Vox T Radio

Iaşi, Romania; Romania;
- Frequencies: 104 MHz (72.56 MHz, 70.76 MHz - past)

Programming
- Format: AC

Ownership
- Owner: Vox-T SRL

History
- First air date: 13 March 1990
- Last air date: November 2011

Links
- Website: Radio Vox T

= Radio Vox T =

Vox T was a radio station in Iaşi, Romania. The station signed on in March 1990, as the first independent non-public radio station outside Bucharest, and the third in Romania, after the change from Socialist system. During its more than 20 years of broadcasting, Vox T enjoyed wide public interest with its phone-in talk-shows and music programmes.

==History==
Vox T first operated out of T17 students residence hall, part of the Gheorghe Asachi Technical University campus area, than from different locations, broadcasting its signal from a transmitter on top of the Moldova Hotel.

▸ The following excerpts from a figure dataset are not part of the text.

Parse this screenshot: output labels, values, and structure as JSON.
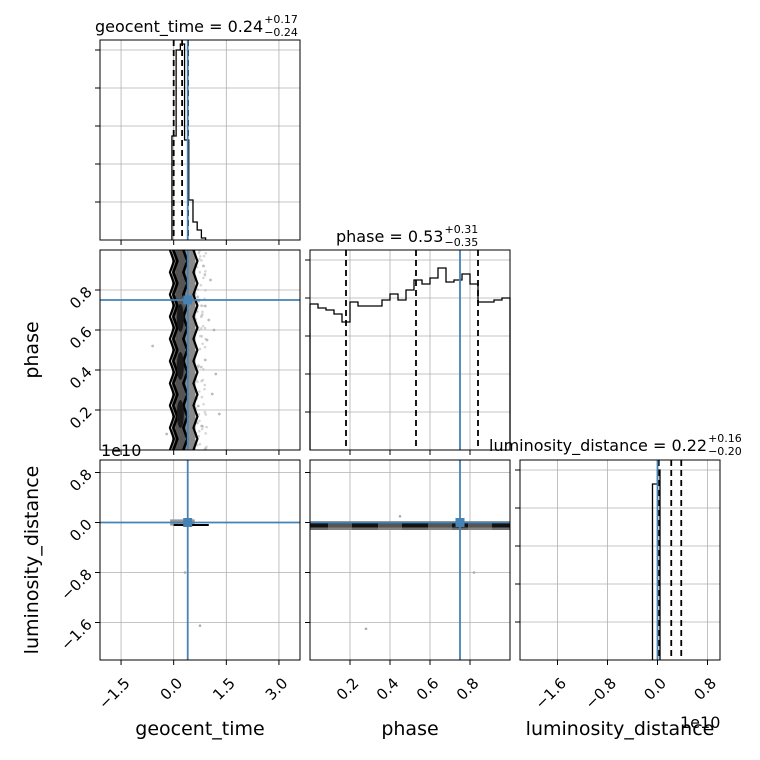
{
  "chart_data": {
    "type": "corner",
    "parameters": [
      "geocent_time",
      "phase",
      "luminosity_distance"
    ],
    "truth_color": "#4682b4",
    "titles": [
      {
        "param": "geocent_time",
        "median": "0.24",
        "plus": "+0.17",
        "minus": "−0.24"
      },
      {
        "param": "phase",
        "median": "0.53",
        "plus": "+0.31",
        "minus": "−0.35"
      },
      {
        "param": "luminosity_distance",
        "median": "0.22",
        "plus": "+0.16",
        "minus": "−0.20"
      }
    ],
    "axis_labels": {
      "x": [
        "geocent_time",
        "phase",
        "luminosity_distance"
      ],
      "y": [
        "phase",
        "luminosity_distance"
      ]
    },
    "offset_labels": {
      "ld_y": "1e10",
      "ld_x": "1e10"
    },
    "truths": {
      "geocent_time": 0.4,
      "phase": 0.75,
      "luminosity_distance": 0.0
    },
    "ranges": {
      "geocent_time": [
        -2.1,
        3.6
      ],
      "phase": [
        0.0,
        1.0
      ],
      "luminosity_distance": [
        -2.2,
        1.0
      ]
    },
    "ticks": {
      "geocent_time": {
        "values": [
          -1.5,
          0.0,
          1.5,
          3.0
        ],
        "labels": [
          "−1.5",
          "0.0",
          "1.5",
          "3.0"
        ]
      },
      "phase_x": {
        "values": [
          0.2,
          0.4,
          0.6,
          0.8
        ],
        "labels": [
          "0.2",
          "0.4",
          "0.6",
          "0.8"
        ]
      },
      "phase_y": {
        "values": [
          0.2,
          0.4,
          0.6,
          0.8
        ],
        "labels": [
          "0.2",
          "0.4",
          "0.6",
          "0.8"
        ]
      },
      "luminosity_distance_x": {
        "values": [
          -1.6,
          -0.8,
          0.0,
          0.8
        ],
        "labels": [
          "−1.6",
          "−0.8",
          "0.0",
          "0.8"
        ]
      },
      "luminosity_distance_y": {
        "values": [
          -1.6,
          -0.8,
          0.0,
          0.8
        ],
        "labels": [
          "−1.6",
          "−0.8",
          "0.0",
          "0.8"
        ]
      }
    },
    "quantile_lines": {
      "geocent_time": [
        0.0,
        0.24,
        0.41
      ],
      "phase": [
        0.18,
        0.53,
        0.84
      ],
      "luminosity_distance": [
        0.02,
        0.22,
        0.38
      ]
    },
    "histograms": {
      "geocent_time": {
        "edges": [
          -0.05,
          0.07,
          0.19,
          0.31,
          0.43,
          0.55,
          0.67,
          0.79,
          0.91
        ],
        "density": [
          0.52,
          0.95,
          0.98,
          0.5,
          0.2,
          0.09,
          0.05,
          0.01
        ]
      },
      "phase": {
        "edges": [
          0.0,
          0.04,
          0.08,
          0.12,
          0.16,
          0.2,
          0.24,
          0.28,
          0.32,
          0.36,
          0.4,
          0.44,
          0.48,
          0.52,
          0.56,
          0.6,
          0.64,
          0.68,
          0.72,
          0.76,
          0.8,
          0.84,
          0.88,
          0.92,
          0.96,
          1.0
        ],
        "density": [
          0.73,
          0.71,
          0.7,
          0.68,
          0.64,
          0.74,
          0.72,
          0.72,
          0.72,
          0.75,
          0.78,
          0.75,
          0.8,
          0.85,
          0.83,
          0.86,
          0.91,
          0.84,
          0.85,
          0.88,
          0.83,
          0.74,
          0.74,
          0.75,
          0.76
        ]
      },
      "luminosity_distance": {
        "edges": [
          -0.08,
          0.0,
          0.04
        ],
        "density": [
          0.88,
          0.95
        ]
      }
    },
    "samples_2d": {
      "geocent_time_vs_phase": {
        "outliers": [
          [
            0.85,
            0.92
          ],
          [
            1.0,
            0.65
          ],
          [
            0.9,
            0.45
          ],
          [
            1.1,
            0.28
          ],
          [
            0.8,
            0.12
          ],
          [
            1.05,
            0.85
          ],
          [
            0.95,
            0.55
          ],
          [
            1.2,
            0.38
          ],
          [
            0.7,
            0.22
          ],
          [
            -0.2,
            0.08
          ],
          [
            -0.6,
            0.52
          ],
          [
            1.3,
            0.18
          ],
          [
            0.9,
            0.72
          ],
          [
            1.15,
            0.6
          ]
        ]
      },
      "phase_vs_luminosity_distance": {
        "outliers": [
          [
            0.45,
            0.1
          ],
          [
            0.28,
            -1.7
          ],
          [
            0.82,
            -0.8
          ]
        ]
      },
      "geocent_time_vs_luminosity_distance": {
        "outliers": [
          [
            0.32,
            -0.8
          ],
          [
            0.75,
            -1.65
          ]
        ]
      }
    }
  }
}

In 1996–2004, Vox T owned a branch in Bacău that broadcast local radio programmes, on 95.1 MHz (71.42 MHz - initial). During the time, it also operated broadcast licenses in Paşcani (102.2 MHz), Hârlău (87.6 MHz), Târgu Neamț (106.7 MHz), Huşi (94.5 MHz), Vaslui (88.5 MHz), and Putna (97.7 MHz). On the news side, Vox T collaborated with Romanian branches of the BBC World Service and RFI.

Radio Vox T closed down operations in November 2011.